How Stock Prices Are Determined
Stock prices are set by supply and demand. When more investors want to buy a stock than sell it, the price rises. When sellers outnumber buyers, the price falls. In the short run, prices are driven by news, earnings reports, economic data, sentiment, and speculation. In the long run, prices converge toward the fundamental value of the business — its earnings, growth rate, and assets. This is why short-term stock movements are nearly impossible to predict, while long-term returns are more predictable and tied to corporate earnings growth.

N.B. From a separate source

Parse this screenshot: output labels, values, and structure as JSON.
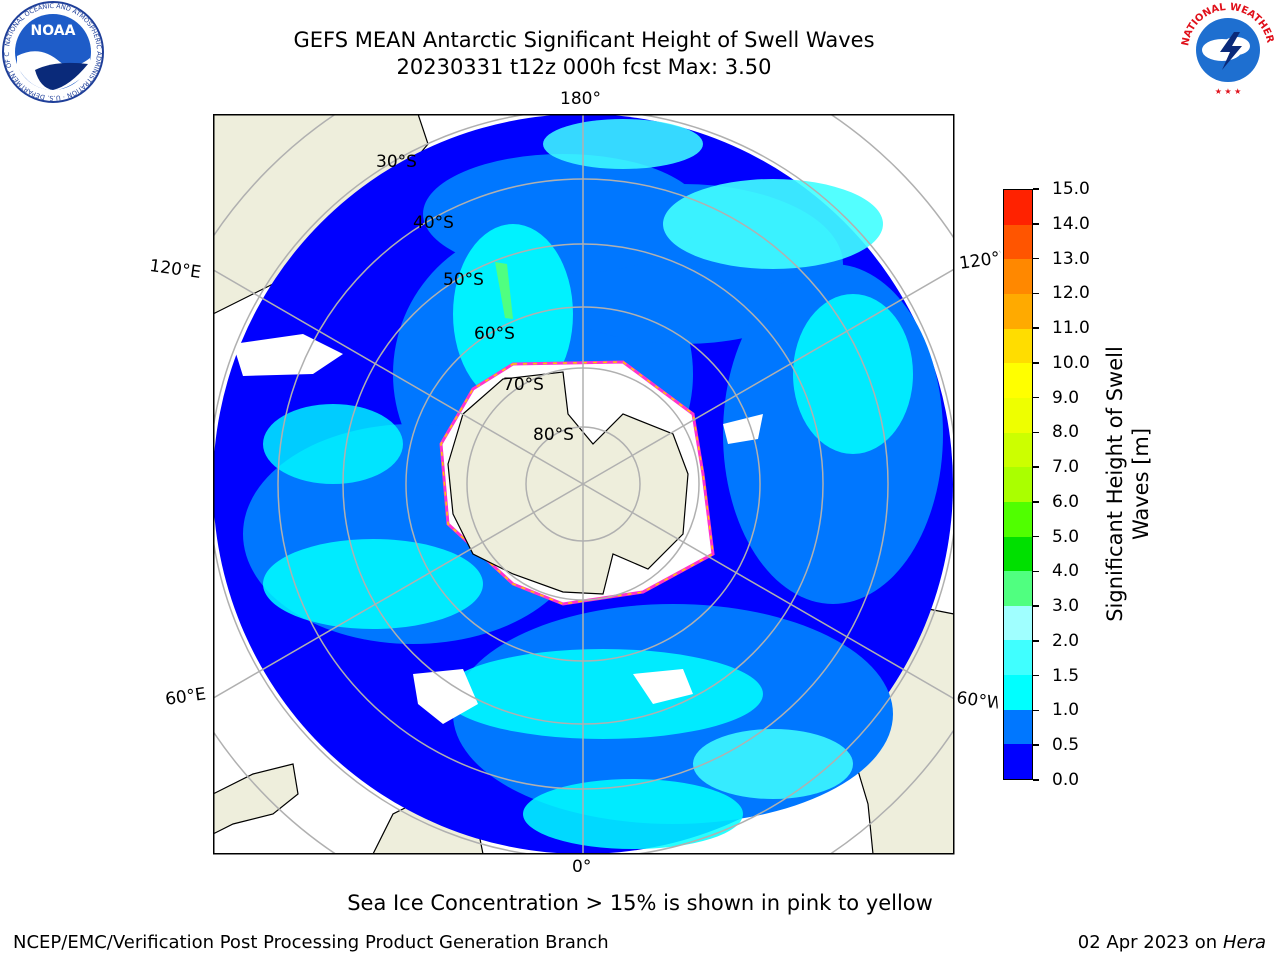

Bull Markets and Bear Markets
A bull market is a period of broadly rising stock prices — conventionally defined as a 20%+ rise from a recent low. A bear market is a 20%+ decline from a recent high. Bull markets historically last longer than bear markets. Since 1926, the US market has spent approximately 78% of the time in a bull market. Bear markets, though painful, have always been temporary — every single bear market in US history has eventually been followed by new all-time highs. The key is avoiding panic selling during the downturn.
Market Participants
- Retail investors — individual people buying and selling for personal accounts
- Institutional investors — mutual funds, pension funds, insurance companies managing trillions in assets
- Hedge funds — pooled vehicles using sophisticated strategies including short-selling and derivatives
- Market makers — firms that continuously offer to buy and sell specific stocks, providing liquidity
- High-frequency traders — algorithmic traders executing thousands of trades per second for tiny per-trade profits
- Central banks — can influence markets through monetary policy and, in some countries, direct equity purchases
Common Investing Strategies
Passive investing involves buying and holding a diversified index fund for the long term, minimising costs and taxes. Active investing involves selecting individual stocks or timing the market trying to outperform the index — most professionals fail at this after fees. Value investing, popularised by Benjamin Graham and Warren Buffett, focuses on buying stocks trading below their intrinsic value. Growth investing targets companies with high expected earnings growth even if current valuations are elevated. Dividend investing prioritises stocks with consistent and growing dividend payouts for income.
Common Beginner Mistakes
- Trying to time the market — research consistently shows that missing just the 10 best trading days over a decade can cut returns in half
- Panic selling during downturns — turning paper losses into permanent losses by selling at the bottom
- Chasing recent winners — buying what has already risen and selling what has already fallen, a pattern that reliably destroys returns
- Ignoring fees — even a 1% annual fee difference compounds to tens of thousands of dollars over a career
- Concentrating in a single stock or sector — one company scandal or sector collapse can devastate an undiversified portfolio
- Checking your portfolio obsessively — frequent monitoring encourages emotional trading; check quarterly at most
Long-Term Historical Performance
The US stock market has returned approximately 10% per year on average (roughly 7% after inflation) over the past century, through two World Wars, the Great Depression, multiple recessions, financial crises, pandemics, and political upheaval. Every single decade has included at least one significant downturn — but patient, diversified, long-term investors have consistently been rewarded. The enemy of good investment returns is not volatility; it is the emotional reaction to volatility that causes investors to sell at lows and buy at highs.
Do not try to time the market. Time in the market beats timing the market for virtually all investors in virtually all circumstances. Set up automatic investments on a regular schedule, diversify broadly, keep fees low, and focus on the long term.